The H-man turned 6 last weekend, and to celebrate Geri threw him a big family birthday bash at Timber Lanes bowling alley. Have you ever been to a bowling birthday party before? Bowling birthday parties are great because not only do kids love them, they give the adults something to do as well. Here’s how they work. For the first 20 minutes, all the kids scramble around the alley trying on different shoes and picking up different balls, getting completely worked up over the idea of throwing a ball for the purpose of knocking stuff down.
Some of the adults, I should note, become uncharacteristically manic as well.
Once we’re all assembled on our designated lanes, the kids commence fidgeting and fussing impatiently with the shoes they picked out, arguing over who will go first with which ball, and start sliding around on the slick wooden floor like Tom Cruise in Risky Business. After order is restored, and bowling order established, the real fun begins.
The young ones mill around the ball return waiting for their turn, playing with the blower and seeing how close they get their hands to the machinery inside before coaxing a stern warning from the parent gallery.
“Get your hands out of there or we’re going home right now! You’re not LISTENING to me! I said get your hands out of there! How are you going to tie your shoes when you’ve only got one arm?” No one actually says this, of course. Not out loud, anyhow.
One after the next, each pint-sized bowler stumbles and sways up to the fault line hefting a pink 8-pound orb and, in one clunky motion, shot puts it from the shoulder out onto the lane with a THUD that forces everyone in the group to turn their head and cough nervously. It actually looks like a group hernia check is being performed.
The following 2 minutes are spent watching the ball carom off the bumpers from gutter to gutter, drifting like a drunk, neon tumbleweed into space toward the pins at the other end. The bowler, meanwhile, does a little dance, lies down on the floor, spins around a little bit, fidgets a little more with his/her shoes, dances again and completely misses the ball clearing a path through the center of the pins on the other end. Everyone claps excitedly at the outcome, regardless of how many pins remain standing, and the kid skips back to the ball return grinning like school just let out for the summer.
Fast forward ahead one half hour. All the kids have abandoned the bowling lanes and are now chasing one another around the ball rack in a sugar-stoked frenzy while the adults are all huddled closely around the scoring table, high-fiving one another and enjoying a few relaxing frames of pin smashing fun. The jukebox jams Deep Purple, the bartender uncaps another round of cold ones, and everybody slips comfortably into a state of extended glee.
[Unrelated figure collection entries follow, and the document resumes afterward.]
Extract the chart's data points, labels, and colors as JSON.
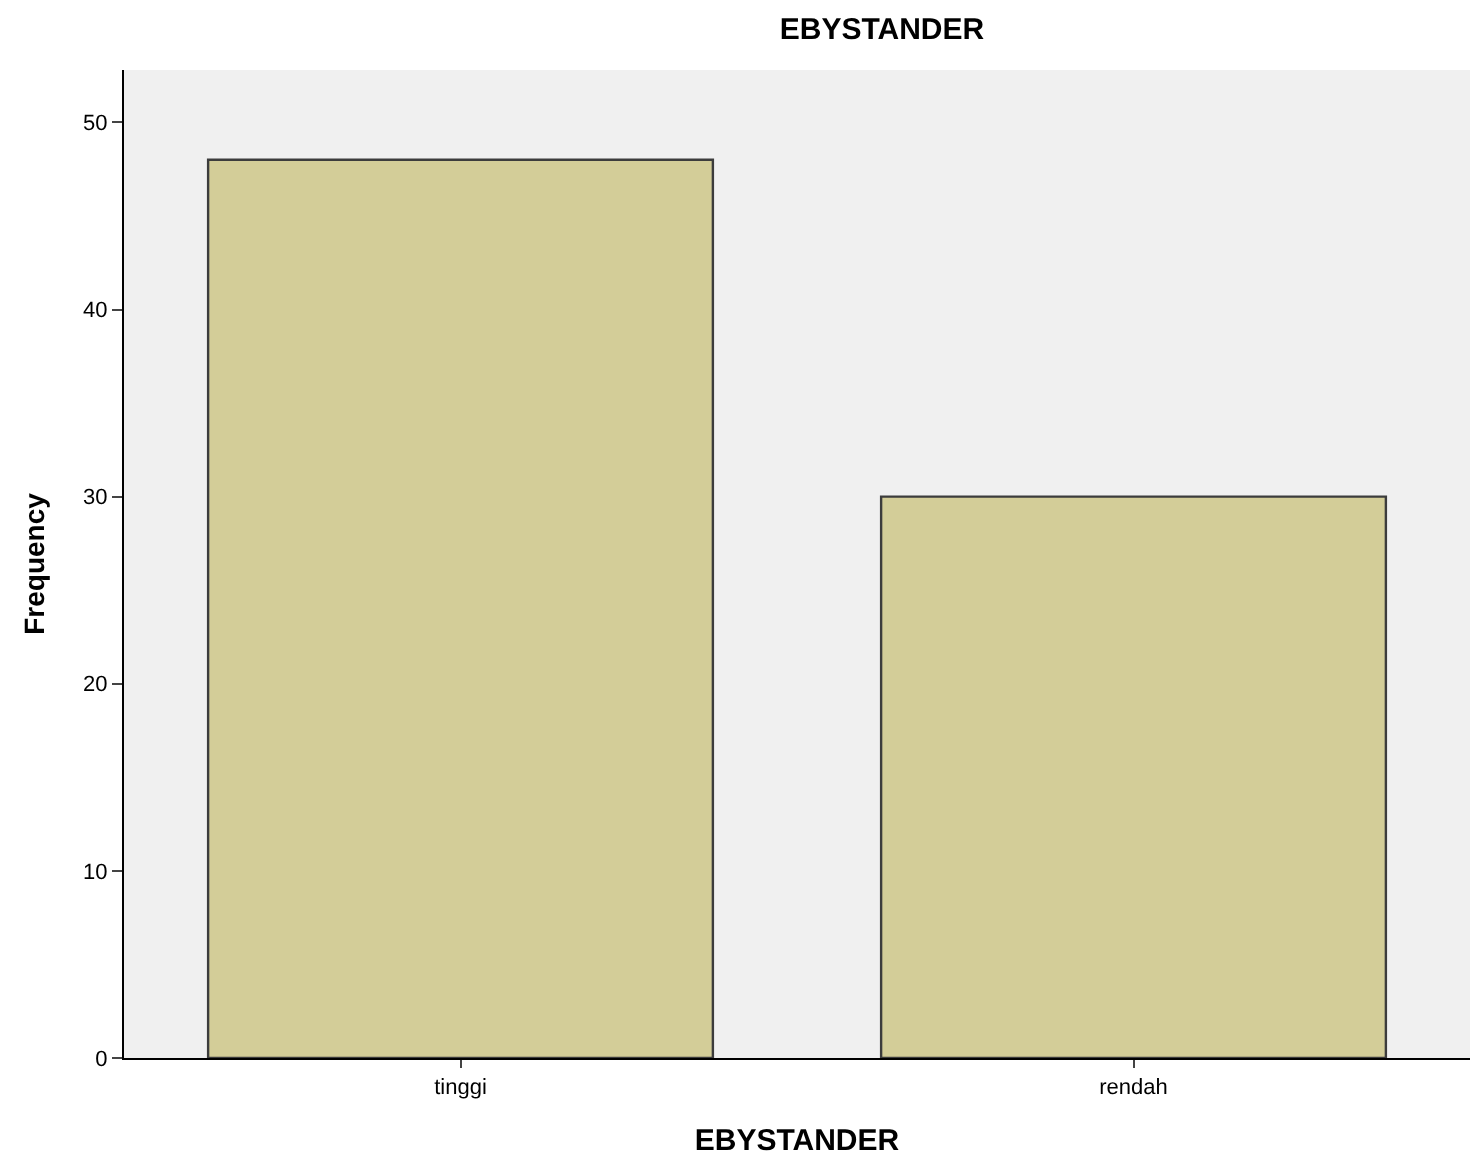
{
  "chart_data": {
    "type": "bar",
    "title": "EBYSTANDER",
    "xlabel": "EBYSTANDER",
    "ylabel": "Frequency",
    "categories": [
      "tinggi",
      "rendah"
    ],
    "values": [
      48,
      30
    ],
    "color": "#d3cd98",
    "ylim": [
      0,
      52.8
    ],
    "yticks": [
      0,
      10,
      20,
      30,
      40,
      50
    ]
  }
}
It’s as close to perfect as life gets.
That’s the magic of bowling. It’s a power to which my grandfather has been testifying for the last 70 years. Field of Dreams had us believe that baseball was the one constant that brought us all together, standing tall through good times and bad. But baseball has seen its share of ups and downs over the years, while bowling has rolled steadily along in the undercurrent of American culture. I'd say it's probably our nation's most unheralded pastime. Maybe it’s time we give bowling some of the credit it deserves.
Yeah - I come from a long line of bowlers. In Chi-town, that's how we roll. Where else can you celebrate the fine art of striking out?